The hiring freeze includes all of Amazon’s retail business and technology positions and operations, which make up the bulk of Amazon’s sales. However, Amazon’s more profitable cloud computing division will not be affected. Student recruitment and field positions are also exempt from the break, and Bloomberg notes the warehouse network is also unaffected.
The announcement comes from an internal memo sent to Amazon recruiters, who were instructed to tell potential candidates that Amazon was not on a hiring freeze and that all open positions would soon be closed. The announcement also mentioned that new openings would be available after the new year.
Candidates scheduled for interviews before October 15 will still be eligible for offers, but would push their start date back to 2023. Time notes that there were about 20,000 job openings in the division that Amazon wanted to fill before the freeze went into effect.
“Amazon still has a significant number of open positions within the company,” said Amazon spokesman Brad Glasser. “We have many different companies in different stages of evolution and we expect to continue to adjust our recruitment strategies in each of these companies at different times.”
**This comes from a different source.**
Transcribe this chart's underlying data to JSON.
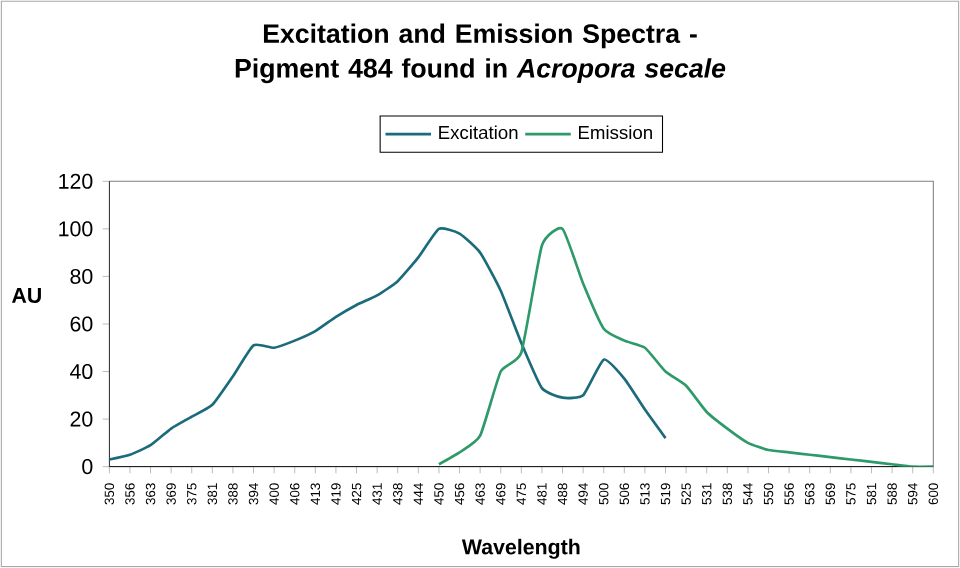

The writing on the wall may have come back in September when Amazon chose not to hold its annual “career day,” where it typically recruits for about 10,000 positions to join its workforce of more than 1.5 million global employees.
Amazon joins Meta as one of the latest tech companies to slow down its recruiting practices in an effort to cut costs. The employee freeze is another measure put in place by Amazon CEO Andy Jassy in response to Amazon’s slowest growth in more than 20 years. Jassy has also curbed spending by curbing Amazon’s rapid warehouse expansion and closing other facilities.